A voltaic cell utilizes the following reaction and operates at 29...

Question

A voltaic cell utilizes the following reaction and operates at 298 K: 3 Ce⁴⁺(aq) + Cr(s) → 3 Ce³⁺(aq) + Cr³⁺(aq) (b) What is the emf of this cell when [Ce⁴⁺] = 3.0 M, [Ce³⁺] = 0.10 M, and [Cr³⁺] = 0.010 M? (c) What is the emf of the cell when [Ce⁴⁺] = 0.010 M, [Ce³⁺] = 2.0 M, and [Cr³⁺] = 1.5 M?

Accepted Answer

Step 1: Identify the half-reactions and their standard reduction potentials. The given reaction is 3 Ce⁴⁺(aq) + Cr(s) → 3 Ce³⁺(aq) + Cr³⁺(aq). The half-reactions are: Ce⁴⁺ + e⁻ → Ce³⁺ and Cr → Cr³⁺ + 3e⁻. Look up the standard reduction potentials (E°) for these half-reactions in a standard reduction potential table.. Step 2: Calculate the standard cell potential (E°cell).

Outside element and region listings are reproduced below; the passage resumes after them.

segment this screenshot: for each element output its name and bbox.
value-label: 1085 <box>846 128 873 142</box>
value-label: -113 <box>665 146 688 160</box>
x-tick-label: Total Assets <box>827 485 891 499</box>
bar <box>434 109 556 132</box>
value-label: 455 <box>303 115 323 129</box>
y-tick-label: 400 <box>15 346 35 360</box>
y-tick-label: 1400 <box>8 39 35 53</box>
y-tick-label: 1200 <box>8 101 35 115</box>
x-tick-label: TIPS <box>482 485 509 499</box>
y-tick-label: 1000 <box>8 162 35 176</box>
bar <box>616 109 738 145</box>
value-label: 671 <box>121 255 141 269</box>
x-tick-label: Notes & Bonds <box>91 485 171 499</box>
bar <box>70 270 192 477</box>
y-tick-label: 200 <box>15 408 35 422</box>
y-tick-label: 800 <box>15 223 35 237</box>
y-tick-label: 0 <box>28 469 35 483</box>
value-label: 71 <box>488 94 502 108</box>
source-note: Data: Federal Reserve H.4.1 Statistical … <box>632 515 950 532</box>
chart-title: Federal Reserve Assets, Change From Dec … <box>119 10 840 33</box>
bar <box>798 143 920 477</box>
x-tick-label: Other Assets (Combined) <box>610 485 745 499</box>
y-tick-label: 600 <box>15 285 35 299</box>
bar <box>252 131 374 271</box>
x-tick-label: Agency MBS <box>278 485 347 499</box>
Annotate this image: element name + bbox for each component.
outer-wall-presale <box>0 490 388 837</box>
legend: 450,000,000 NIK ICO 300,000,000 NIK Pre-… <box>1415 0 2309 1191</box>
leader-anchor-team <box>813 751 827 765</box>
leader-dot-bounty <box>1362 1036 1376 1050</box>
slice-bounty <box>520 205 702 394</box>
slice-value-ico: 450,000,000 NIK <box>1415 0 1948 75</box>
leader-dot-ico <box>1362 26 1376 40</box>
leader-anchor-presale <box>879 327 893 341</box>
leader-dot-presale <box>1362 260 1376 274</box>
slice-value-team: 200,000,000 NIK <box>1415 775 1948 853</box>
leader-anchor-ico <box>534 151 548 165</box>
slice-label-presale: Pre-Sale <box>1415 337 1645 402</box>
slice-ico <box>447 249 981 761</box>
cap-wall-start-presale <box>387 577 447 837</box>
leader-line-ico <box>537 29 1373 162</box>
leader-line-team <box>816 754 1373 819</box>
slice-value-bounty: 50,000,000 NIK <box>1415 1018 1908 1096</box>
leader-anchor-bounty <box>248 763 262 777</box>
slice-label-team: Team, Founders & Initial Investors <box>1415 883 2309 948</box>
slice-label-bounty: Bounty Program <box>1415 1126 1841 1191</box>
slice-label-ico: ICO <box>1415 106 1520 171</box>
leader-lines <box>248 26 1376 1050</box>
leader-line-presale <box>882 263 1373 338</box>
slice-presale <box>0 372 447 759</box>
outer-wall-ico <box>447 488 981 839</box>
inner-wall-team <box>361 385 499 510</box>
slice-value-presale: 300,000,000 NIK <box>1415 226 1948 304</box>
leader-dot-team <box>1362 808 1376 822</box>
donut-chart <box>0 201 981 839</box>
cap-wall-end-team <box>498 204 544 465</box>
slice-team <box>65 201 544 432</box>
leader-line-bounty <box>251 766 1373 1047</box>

Use the formula E°cell = E°cathode - E°anode. The cathode is where reduction occurs (Ce⁴⁺ to Ce³⁺), and the anode is where oxidation occurs (Cr to Cr³⁺). Substitute the standard reduction potentials into the formula to find E°cell.. Step 3: Use the Nernst equation to calculate the cell potential (Ecell) under non-standard conditions. The Nernst equation is Ecell = E°cell - (RT/nF) * ln(Q), where R is the gas constant (8.314 J/mol·K), T is the temperature in Kelvin (298 K), n is the number of moles of electrons transferred (3 in this case), F is Faraday's constant (96485 C/mol), and Q is the reaction quotient.. Step 4: Calculate the reaction quotient (Q) for the given concentrations. For the reaction 3 Ce⁴⁺(aq) + Cr(s) → 3 Ce³⁺(aq) + Cr³⁺(aq), Q = ([Ce³⁺]^3 * [Cr³⁺]) / [Ce⁴⁺]^3. Substitute the given concentrations into this expression to find Q for each scenario.. Step 5: Substitute the values of E°cell, R, T, n, F, and Q into the Nernst equation to calculate the emf of the cell for each set of conditions. This will give you the emf for both scenarios: (b) [Ce⁴⁺] = 3.0 M, [Ce³⁺] = 0.10 M, [Cr³⁺] = 0.010 M and (c) [Ce⁴⁺] = 0.010 M, [Ce³⁺] = 2.0 M, [Cr³⁺] = 1.5 M.